Why

The model already knows. It just can't reach it.

May 11, 2026

A question and an answer

Here's a question. A biology question, the kind you'd find on a graduate-level exam.

You're monitoring the emergence of a disease-vectoring mosquito species near several man-made ponds. The ponds are two feet deep, 10 or 30 feet square, with vertical cement sides. Some were built one year ago, some five years ago. The older ponds have more established insect communities. You have one emergence trap. Which pond poses the greatest medical threat — i.e., which one hosts the highest abundance of your study species?

The answer choices range across pond size and age. A typical language model — GPT-4, Claude, any of them — will reason something like this:

Older ponds develop richer biofilms and organic matter, supporting more mosquito larvae. Larger ponds offer greater surface area. Newer ponds lack established communities. Vertical cement sides don't deter mosquitoes. So the largest, oldest pond — 30 feet square, five years old — poses the greatest threat.

It picks E. Sounds reasonable. Sounds coherent. The reasoning traces through real facts — biofilms, surface area, organic matter — and arrives at a confident conclusion.

The answer is wrong.

What the model knows

Here's the thing. Ask the same model a separate question: Do older ponds have more predators?

It says yes. Immediately. Confidently. Without hesitation.

It knows that older ponds develop complex ecological communities. It knows those communities include predators — dragonfly larvae, aquatic beetles, fish if the pond is connected to a waterway. It knows predators eat mosquito larvae. It knows this because this knowledge is encoded in the language it was trained on — every ecology textbook, every field study, every lecture transcript that made it into the training data.

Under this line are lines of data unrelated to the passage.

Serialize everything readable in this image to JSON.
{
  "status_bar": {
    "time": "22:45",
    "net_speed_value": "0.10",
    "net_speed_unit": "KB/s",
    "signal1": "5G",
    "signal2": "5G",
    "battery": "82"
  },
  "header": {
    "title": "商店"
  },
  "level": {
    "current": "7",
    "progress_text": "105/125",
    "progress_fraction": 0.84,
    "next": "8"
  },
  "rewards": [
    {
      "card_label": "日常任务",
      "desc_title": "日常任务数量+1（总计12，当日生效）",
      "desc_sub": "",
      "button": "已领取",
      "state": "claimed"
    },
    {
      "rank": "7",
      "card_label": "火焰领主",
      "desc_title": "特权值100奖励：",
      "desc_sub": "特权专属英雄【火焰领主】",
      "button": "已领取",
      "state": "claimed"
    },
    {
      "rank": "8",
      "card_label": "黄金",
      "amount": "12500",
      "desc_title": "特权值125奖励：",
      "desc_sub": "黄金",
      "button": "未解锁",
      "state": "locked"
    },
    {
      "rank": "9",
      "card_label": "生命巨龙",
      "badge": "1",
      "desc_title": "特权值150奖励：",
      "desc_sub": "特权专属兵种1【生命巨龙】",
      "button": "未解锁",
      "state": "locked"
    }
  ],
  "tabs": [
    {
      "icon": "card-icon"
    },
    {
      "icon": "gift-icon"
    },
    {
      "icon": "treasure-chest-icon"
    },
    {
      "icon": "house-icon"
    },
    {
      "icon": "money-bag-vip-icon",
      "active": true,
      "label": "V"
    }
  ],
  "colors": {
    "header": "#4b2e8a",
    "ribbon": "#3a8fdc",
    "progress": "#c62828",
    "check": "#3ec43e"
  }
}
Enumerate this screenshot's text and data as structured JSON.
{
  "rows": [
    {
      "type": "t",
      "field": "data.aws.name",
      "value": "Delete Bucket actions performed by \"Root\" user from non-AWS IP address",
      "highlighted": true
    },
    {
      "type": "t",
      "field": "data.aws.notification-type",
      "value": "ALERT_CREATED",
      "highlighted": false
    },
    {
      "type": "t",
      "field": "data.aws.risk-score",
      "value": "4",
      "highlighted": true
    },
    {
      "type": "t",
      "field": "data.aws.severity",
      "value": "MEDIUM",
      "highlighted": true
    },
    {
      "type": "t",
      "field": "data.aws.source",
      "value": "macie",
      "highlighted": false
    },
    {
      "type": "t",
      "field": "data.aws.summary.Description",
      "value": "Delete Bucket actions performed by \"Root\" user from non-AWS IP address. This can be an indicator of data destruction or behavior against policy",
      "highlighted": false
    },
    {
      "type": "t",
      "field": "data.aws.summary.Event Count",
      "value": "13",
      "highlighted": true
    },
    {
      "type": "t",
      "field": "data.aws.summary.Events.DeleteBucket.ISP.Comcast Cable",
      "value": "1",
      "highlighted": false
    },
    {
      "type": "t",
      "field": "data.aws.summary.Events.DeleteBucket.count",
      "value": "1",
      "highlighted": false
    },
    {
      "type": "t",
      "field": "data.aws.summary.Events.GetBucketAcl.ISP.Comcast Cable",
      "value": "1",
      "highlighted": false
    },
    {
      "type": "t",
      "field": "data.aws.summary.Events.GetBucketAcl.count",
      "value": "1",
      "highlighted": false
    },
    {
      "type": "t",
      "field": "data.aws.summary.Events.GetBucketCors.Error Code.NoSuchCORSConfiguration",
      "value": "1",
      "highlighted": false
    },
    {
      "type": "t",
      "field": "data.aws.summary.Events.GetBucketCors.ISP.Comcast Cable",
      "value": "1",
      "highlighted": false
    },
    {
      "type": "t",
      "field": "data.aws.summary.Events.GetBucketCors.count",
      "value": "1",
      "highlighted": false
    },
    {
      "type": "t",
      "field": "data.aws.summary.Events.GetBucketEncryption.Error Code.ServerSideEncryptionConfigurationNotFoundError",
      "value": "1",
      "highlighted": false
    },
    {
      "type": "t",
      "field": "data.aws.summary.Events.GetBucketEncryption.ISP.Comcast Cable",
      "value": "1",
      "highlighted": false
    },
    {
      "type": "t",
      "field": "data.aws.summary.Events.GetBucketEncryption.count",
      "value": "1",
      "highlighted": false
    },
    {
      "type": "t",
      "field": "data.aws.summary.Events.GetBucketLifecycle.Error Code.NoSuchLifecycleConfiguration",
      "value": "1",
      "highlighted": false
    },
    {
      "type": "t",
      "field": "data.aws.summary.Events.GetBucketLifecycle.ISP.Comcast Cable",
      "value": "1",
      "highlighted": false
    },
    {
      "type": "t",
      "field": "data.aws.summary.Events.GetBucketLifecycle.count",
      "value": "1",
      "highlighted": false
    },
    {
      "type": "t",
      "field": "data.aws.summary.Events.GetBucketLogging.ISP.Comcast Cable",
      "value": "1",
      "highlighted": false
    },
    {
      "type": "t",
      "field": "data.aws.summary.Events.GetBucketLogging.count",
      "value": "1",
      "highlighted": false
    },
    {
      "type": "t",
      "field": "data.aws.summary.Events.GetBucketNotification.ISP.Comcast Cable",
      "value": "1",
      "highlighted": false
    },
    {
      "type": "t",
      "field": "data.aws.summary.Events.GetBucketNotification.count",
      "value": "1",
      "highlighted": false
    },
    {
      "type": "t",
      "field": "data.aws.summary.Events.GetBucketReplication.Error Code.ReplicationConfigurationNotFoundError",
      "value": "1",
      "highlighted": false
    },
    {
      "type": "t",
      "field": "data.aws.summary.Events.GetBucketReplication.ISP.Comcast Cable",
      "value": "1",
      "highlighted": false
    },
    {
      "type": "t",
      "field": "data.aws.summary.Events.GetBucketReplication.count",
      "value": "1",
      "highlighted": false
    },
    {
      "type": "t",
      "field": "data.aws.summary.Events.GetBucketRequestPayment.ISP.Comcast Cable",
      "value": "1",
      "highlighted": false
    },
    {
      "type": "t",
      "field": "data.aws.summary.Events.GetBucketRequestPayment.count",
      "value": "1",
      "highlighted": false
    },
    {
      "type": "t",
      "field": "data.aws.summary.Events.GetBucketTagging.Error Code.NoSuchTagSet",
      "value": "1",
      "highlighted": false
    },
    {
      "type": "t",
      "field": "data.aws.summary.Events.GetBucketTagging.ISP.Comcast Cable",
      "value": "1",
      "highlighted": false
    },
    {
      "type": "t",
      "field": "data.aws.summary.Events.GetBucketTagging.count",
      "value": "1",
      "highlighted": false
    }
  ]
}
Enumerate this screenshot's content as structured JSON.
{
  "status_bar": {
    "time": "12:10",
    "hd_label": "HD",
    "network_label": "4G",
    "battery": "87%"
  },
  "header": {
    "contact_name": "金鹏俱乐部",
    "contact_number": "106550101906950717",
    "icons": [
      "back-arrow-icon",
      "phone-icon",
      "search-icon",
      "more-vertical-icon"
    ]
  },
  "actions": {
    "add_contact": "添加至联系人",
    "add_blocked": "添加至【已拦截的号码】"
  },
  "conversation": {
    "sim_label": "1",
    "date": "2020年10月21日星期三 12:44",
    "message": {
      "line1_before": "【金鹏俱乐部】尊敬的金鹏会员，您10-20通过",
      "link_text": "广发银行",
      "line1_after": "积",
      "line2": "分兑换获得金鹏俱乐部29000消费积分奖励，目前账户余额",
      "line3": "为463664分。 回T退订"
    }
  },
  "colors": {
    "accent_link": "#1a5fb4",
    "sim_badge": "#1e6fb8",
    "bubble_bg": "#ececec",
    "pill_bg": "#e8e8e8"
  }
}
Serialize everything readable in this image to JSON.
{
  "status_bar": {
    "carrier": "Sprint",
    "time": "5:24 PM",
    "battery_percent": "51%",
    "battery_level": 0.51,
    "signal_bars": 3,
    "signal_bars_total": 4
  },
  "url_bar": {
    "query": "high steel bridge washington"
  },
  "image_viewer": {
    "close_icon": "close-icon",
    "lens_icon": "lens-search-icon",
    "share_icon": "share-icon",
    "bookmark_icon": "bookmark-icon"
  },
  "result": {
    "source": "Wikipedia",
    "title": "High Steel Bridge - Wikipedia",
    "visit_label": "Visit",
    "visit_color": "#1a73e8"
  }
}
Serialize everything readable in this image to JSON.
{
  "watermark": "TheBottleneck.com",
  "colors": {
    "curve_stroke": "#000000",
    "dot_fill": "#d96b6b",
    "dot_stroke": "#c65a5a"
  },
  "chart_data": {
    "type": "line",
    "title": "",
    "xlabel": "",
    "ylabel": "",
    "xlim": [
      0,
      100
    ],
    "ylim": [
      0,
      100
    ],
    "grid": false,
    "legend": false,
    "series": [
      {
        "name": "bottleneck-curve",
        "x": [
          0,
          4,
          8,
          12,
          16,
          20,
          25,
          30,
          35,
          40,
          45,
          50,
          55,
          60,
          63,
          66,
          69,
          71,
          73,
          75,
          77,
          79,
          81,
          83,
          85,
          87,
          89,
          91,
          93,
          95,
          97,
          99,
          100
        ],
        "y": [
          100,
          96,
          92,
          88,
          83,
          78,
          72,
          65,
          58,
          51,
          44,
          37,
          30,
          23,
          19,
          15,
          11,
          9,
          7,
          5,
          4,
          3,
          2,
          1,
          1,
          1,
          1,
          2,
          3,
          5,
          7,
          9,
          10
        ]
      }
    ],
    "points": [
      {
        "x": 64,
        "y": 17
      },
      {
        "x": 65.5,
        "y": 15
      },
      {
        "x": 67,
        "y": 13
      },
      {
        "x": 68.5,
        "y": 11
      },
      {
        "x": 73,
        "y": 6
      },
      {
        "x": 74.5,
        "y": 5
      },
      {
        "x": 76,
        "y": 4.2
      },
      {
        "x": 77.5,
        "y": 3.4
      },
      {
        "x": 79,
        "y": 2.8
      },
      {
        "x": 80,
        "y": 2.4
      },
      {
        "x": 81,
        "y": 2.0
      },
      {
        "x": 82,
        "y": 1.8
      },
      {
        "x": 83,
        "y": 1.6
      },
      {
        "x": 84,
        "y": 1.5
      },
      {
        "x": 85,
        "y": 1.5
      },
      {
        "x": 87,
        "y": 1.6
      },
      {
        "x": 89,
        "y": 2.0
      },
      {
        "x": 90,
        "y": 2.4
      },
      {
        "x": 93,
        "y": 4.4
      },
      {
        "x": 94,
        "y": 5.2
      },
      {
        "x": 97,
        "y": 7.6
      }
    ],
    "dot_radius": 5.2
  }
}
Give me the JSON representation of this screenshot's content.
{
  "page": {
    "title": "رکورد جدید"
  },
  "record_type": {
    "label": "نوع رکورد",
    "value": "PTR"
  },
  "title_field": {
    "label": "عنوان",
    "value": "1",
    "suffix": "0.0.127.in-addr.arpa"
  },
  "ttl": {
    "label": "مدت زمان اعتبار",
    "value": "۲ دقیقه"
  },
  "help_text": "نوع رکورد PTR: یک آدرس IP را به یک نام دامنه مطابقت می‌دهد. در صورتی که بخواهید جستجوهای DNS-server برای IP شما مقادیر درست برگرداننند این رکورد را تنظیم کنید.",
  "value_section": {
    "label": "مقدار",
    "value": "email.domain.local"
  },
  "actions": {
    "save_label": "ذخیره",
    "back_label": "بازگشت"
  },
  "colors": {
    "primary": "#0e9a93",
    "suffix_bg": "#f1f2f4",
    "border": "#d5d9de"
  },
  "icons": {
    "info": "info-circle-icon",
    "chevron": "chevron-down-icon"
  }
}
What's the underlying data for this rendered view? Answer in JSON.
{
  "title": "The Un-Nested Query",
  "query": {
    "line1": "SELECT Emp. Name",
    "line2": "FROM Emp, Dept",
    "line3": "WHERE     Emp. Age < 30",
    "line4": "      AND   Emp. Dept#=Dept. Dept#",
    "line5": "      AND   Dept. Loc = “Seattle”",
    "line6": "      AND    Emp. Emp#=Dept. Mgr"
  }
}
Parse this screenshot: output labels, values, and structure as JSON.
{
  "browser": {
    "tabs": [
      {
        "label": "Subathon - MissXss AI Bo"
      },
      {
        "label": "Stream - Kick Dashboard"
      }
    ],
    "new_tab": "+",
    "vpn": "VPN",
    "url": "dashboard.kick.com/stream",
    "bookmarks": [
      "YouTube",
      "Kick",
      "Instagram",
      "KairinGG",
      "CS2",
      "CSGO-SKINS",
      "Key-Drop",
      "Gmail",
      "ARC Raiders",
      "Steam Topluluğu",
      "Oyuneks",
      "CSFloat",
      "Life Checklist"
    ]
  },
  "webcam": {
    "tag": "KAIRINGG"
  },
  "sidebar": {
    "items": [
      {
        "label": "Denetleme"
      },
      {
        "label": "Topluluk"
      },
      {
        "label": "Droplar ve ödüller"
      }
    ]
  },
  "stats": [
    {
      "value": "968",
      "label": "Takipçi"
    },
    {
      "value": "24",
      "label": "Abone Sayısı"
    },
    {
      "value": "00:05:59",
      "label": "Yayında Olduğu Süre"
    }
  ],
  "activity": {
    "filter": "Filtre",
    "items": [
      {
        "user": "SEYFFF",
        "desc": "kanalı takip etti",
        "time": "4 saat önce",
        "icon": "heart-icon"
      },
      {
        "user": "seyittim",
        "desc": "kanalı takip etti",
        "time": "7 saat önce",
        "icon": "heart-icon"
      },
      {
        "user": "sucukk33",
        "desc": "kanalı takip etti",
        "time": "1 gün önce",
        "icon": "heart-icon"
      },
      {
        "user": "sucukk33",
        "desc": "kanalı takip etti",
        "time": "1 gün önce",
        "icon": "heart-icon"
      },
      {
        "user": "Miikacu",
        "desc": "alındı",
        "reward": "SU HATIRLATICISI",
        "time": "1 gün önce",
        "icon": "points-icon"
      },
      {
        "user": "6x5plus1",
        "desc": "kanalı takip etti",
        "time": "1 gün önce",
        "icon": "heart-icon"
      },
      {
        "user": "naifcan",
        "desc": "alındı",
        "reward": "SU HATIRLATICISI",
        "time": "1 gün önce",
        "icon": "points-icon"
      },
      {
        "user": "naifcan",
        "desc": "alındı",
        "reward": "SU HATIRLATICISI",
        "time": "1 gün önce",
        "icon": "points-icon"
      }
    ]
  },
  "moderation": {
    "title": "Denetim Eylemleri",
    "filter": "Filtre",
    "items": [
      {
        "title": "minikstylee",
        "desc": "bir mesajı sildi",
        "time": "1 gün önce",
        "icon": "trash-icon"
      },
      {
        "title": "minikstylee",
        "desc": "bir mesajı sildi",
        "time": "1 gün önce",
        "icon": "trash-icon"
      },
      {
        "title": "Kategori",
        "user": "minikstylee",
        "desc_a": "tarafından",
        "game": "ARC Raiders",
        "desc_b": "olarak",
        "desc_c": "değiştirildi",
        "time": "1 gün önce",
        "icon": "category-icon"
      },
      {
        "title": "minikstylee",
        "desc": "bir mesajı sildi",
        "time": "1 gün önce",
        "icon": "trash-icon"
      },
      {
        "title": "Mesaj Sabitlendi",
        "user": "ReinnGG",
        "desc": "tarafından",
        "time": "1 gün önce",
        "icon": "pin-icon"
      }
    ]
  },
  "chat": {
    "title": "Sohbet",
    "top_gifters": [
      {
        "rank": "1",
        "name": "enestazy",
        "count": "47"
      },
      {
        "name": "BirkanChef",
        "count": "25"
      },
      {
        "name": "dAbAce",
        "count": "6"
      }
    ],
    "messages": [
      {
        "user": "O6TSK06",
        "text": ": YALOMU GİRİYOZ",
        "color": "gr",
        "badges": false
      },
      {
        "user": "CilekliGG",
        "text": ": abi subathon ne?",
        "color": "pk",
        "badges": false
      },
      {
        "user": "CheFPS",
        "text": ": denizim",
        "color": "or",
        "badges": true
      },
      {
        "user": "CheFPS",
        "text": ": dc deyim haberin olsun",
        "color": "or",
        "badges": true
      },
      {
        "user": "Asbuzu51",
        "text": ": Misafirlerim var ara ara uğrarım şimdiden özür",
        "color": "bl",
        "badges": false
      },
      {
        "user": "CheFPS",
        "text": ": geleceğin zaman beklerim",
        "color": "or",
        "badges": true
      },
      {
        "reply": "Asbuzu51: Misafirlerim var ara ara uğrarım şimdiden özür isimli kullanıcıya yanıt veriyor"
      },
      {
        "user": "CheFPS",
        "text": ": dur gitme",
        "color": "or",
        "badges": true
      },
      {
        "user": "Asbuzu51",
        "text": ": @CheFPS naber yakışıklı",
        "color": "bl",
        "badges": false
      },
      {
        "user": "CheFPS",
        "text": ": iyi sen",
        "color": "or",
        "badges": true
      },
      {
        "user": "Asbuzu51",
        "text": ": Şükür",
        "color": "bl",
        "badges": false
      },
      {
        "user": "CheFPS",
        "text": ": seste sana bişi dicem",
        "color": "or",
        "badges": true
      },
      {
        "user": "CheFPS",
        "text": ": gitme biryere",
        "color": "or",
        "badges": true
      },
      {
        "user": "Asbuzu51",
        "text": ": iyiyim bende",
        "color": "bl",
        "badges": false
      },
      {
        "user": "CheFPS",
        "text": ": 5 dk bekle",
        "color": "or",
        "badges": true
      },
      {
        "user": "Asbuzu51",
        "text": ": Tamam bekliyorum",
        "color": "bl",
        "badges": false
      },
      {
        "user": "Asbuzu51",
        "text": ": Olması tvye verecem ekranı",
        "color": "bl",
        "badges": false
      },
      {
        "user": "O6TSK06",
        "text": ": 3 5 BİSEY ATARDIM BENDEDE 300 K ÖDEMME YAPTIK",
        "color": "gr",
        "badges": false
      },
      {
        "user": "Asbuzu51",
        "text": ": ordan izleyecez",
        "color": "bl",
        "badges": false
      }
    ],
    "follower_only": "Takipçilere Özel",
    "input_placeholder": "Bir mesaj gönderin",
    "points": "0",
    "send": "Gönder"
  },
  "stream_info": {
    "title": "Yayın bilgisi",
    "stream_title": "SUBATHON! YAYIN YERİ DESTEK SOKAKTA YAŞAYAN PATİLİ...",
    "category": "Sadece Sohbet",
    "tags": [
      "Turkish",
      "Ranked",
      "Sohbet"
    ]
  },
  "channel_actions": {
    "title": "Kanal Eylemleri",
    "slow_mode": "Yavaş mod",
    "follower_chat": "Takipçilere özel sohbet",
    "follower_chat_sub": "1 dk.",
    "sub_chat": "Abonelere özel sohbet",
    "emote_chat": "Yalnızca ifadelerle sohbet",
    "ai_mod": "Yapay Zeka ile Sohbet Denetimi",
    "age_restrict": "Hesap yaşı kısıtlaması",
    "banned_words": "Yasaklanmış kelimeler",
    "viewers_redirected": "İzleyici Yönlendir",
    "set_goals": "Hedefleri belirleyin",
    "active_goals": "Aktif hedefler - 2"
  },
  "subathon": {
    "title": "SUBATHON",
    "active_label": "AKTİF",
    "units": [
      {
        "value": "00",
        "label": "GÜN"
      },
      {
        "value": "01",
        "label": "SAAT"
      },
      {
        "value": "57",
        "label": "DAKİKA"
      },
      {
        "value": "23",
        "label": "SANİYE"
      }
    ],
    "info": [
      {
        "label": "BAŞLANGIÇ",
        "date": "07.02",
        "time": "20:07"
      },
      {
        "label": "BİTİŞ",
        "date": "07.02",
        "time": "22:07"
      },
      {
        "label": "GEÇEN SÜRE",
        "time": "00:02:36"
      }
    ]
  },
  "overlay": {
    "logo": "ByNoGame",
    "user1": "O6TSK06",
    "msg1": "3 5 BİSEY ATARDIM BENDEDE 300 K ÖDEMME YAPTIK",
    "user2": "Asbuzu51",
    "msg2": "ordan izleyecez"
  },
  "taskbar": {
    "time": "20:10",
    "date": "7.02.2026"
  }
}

So the model knows that older ponds have more predators. And it knows that predators reduce mosquito populations. But when it answered the original question, it didn't connect these facts. It generated a coherent-sounding argument that threaded together the facts that were locally available in its activation — biofilms, surface area, organic matter — and missed the fact that would have changed the answer entirely.

The knowledge was there. The model couldn't reach it.

This isn't an edge case. This is the fundamental problem.

The first pass

When you send a prompt to a language model, you get one thing: the first coherent response the model can assemble. Not the best response. Not the most correct response. The first one that satisfies the model's training objective — which is, at its core, predicting the next most probable token.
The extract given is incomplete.